After comprehensively evaluating the kinematics of the lower extremity, this investigation found that unilateral CAI not only influences the injured ankle but also alters the biomechanics of the remaining major joints of the uninjured side during normal gait. Moreover, the behavioral gait changes promulgated by CAI appear to also negatively affect the kinematics of other major joints in the ipsilateral side as well. Individuals with CAI tend to alter their gait and posture in order to compensate for the injured ankle, and this also takes effect on the otherwise seemingly uninjured lower extremity. These data would indicate that strong consideration should be given to more aggressive rehabilitative and potentially even surgical management of patients with unilateral CAI in order to prevent progressive biomechanical changes within nearby healthy joints of the lower extremity on both the injured and otherwise healthy sides. Our findings indirectly support the potential benefit of prompt surgical intervention—when proper rehabilitative measures fail—for patients with CAI given the fact that unmitigated CAI appears to continuously impair natural host biomechanics of both lower extremities.

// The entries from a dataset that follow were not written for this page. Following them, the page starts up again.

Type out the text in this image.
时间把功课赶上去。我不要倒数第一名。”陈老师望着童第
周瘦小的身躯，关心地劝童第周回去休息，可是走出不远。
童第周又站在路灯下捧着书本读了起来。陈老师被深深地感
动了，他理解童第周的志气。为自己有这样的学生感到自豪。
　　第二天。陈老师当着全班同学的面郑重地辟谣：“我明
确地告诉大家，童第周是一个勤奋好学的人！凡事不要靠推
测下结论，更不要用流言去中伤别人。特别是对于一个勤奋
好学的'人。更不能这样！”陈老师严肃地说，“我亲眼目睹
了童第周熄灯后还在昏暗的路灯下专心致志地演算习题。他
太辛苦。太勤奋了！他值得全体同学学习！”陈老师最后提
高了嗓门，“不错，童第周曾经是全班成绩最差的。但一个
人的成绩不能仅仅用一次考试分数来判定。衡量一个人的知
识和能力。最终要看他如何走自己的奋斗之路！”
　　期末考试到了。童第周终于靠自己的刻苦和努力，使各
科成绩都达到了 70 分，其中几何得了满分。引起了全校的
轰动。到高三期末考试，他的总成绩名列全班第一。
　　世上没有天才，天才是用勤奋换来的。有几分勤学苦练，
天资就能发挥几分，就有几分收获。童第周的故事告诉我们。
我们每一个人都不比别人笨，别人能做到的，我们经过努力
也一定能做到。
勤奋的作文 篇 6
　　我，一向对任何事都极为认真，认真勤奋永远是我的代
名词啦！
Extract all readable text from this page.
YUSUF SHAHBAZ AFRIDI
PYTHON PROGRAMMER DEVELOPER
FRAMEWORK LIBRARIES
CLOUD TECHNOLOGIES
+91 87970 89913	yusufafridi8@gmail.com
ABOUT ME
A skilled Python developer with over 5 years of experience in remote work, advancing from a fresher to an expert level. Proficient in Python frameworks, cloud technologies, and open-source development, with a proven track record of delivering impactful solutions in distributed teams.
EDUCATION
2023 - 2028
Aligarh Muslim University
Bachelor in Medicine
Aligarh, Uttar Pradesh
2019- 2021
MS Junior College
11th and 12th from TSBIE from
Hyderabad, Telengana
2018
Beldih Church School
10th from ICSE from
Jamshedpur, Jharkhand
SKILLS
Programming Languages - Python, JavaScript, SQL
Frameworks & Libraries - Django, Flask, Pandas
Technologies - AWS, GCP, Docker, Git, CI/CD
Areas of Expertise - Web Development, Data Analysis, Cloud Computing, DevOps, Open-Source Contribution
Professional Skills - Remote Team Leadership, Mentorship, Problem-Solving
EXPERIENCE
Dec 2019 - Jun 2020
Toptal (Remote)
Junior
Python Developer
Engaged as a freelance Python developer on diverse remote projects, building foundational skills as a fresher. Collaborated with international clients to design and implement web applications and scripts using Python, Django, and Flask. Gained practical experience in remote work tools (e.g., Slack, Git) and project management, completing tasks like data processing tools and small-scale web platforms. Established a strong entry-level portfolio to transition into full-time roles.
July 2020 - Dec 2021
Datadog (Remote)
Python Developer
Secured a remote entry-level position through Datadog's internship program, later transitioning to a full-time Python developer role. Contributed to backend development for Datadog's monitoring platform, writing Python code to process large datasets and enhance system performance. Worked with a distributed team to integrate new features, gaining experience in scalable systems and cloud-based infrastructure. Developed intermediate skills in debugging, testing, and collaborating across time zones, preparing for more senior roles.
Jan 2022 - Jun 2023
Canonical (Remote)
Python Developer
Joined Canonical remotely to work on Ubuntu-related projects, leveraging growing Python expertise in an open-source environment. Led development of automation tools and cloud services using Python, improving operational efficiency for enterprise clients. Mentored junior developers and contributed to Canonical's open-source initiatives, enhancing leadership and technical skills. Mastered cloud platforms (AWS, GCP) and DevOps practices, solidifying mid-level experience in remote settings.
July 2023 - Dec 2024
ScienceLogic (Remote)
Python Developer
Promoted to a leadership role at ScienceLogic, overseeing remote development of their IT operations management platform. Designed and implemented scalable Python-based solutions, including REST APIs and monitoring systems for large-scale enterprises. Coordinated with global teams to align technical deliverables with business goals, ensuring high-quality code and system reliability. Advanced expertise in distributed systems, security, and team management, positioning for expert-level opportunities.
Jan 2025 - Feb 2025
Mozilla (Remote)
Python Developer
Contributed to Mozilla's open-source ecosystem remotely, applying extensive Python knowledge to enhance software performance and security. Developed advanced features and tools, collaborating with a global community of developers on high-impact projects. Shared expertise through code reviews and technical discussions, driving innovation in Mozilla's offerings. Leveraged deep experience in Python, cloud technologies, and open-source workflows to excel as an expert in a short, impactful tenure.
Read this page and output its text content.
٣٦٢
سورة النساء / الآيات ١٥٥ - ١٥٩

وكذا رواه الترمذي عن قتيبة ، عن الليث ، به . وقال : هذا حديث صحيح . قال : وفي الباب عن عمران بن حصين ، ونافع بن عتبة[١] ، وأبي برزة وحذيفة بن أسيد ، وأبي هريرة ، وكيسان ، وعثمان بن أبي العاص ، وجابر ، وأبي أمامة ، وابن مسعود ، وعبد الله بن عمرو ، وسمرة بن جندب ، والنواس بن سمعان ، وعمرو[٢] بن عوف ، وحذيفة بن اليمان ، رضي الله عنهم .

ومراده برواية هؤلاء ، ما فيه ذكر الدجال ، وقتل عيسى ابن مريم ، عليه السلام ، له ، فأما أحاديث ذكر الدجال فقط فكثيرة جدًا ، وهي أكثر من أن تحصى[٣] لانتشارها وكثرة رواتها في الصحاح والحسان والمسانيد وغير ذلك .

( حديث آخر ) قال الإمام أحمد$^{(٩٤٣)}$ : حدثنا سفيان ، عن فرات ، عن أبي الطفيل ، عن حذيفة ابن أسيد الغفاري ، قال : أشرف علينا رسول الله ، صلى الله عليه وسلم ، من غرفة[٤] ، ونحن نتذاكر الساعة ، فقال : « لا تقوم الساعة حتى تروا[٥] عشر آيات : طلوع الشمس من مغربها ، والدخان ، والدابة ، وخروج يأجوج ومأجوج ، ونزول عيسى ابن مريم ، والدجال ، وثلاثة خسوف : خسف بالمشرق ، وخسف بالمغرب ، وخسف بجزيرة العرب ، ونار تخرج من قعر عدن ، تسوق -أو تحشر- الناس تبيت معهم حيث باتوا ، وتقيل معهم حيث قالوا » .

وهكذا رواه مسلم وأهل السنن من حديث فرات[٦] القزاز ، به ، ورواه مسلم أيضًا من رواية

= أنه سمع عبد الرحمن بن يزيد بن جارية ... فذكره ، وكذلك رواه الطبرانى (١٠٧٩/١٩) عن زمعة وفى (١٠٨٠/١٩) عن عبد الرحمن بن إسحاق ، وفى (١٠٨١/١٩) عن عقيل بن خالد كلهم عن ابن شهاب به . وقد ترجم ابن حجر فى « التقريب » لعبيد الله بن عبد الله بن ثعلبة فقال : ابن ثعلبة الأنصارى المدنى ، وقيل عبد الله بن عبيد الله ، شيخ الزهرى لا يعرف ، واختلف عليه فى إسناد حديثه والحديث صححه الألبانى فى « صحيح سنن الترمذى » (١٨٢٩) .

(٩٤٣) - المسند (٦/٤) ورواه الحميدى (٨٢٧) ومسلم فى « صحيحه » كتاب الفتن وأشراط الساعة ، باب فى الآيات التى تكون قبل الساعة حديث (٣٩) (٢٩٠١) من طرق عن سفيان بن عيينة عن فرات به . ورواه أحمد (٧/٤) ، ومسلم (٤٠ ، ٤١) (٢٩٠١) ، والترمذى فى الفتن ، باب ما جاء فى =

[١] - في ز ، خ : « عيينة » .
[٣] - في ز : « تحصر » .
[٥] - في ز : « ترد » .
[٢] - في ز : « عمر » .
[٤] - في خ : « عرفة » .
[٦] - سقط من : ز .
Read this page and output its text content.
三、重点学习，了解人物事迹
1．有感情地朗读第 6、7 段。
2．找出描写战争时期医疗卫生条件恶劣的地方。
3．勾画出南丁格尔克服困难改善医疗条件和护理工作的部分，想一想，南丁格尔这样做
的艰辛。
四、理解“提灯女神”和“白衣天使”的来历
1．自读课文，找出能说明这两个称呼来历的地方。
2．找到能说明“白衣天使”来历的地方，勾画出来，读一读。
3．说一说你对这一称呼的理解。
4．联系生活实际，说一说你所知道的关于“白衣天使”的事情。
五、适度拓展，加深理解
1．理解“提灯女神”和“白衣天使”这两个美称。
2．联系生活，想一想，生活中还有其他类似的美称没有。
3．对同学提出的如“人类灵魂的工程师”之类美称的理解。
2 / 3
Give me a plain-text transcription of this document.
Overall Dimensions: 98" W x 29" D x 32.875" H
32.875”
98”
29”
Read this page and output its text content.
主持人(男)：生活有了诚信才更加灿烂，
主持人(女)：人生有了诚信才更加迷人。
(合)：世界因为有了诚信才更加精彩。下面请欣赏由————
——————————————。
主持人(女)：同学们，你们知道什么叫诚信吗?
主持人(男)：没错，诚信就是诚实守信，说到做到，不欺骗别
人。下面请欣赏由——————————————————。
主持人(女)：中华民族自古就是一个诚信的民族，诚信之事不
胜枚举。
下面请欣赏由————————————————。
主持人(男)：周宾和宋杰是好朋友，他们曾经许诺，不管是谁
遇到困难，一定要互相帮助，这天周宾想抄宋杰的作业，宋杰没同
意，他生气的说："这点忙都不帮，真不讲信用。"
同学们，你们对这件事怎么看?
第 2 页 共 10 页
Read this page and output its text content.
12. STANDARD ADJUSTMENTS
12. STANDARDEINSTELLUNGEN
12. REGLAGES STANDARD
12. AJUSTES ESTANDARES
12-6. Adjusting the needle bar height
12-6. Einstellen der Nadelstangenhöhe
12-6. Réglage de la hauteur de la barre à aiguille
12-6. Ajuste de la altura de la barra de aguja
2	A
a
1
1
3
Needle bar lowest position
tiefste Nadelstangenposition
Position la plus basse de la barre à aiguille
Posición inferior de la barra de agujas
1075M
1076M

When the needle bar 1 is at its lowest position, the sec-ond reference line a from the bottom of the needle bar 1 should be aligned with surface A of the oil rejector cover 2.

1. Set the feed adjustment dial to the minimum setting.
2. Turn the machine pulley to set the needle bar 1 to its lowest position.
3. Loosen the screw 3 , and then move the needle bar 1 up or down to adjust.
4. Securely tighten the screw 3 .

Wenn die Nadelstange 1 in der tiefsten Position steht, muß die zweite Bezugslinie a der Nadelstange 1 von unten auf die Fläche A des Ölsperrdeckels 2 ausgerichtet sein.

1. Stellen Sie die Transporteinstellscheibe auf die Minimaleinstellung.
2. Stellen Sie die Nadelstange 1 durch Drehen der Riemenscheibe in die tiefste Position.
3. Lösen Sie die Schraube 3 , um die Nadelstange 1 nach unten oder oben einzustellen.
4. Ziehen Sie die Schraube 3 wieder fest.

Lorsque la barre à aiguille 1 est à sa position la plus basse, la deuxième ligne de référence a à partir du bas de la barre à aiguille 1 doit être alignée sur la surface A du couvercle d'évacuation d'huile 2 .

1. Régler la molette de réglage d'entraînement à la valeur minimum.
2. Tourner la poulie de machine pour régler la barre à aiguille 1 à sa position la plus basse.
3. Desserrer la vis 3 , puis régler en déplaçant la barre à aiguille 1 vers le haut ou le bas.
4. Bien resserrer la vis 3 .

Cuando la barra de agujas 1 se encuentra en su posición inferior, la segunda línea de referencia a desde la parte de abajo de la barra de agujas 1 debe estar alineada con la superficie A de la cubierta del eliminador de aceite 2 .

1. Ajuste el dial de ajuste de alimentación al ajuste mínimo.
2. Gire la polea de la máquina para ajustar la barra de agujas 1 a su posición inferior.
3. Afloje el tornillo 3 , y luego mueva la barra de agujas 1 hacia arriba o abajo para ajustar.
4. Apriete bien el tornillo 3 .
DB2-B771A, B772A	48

A few limitations should be considered. First, we only assessed patients with the preferred walking speed and did not define any speed restrictions. Some studies have shown that kinematic indices may vary in different walking speeds during the gait cycle [10], although this was not required to test our primary hypothesis. Second, it was that we did not differentiate between athletes and non-athletes’ individuals who referred to us with CAI, as some athletes may have been copers, and this may have affected our results.

Conclusion

Unilateral chronic ankle instability appears to have the capacity to substantially alter the biomechanics of the ipsilateral knee as well as the contralateral ankle, knee, and hip joints in affected patients. Left unchecked, the chronic kinematic alteration and gait compensation caused by CAI may predispose to repetitive overuse and other acute injuries of the musculoskeletal system, with the capacity to affect longevity of other major lower extremity joints as well as day-to-day function in routine as well as sporting activities.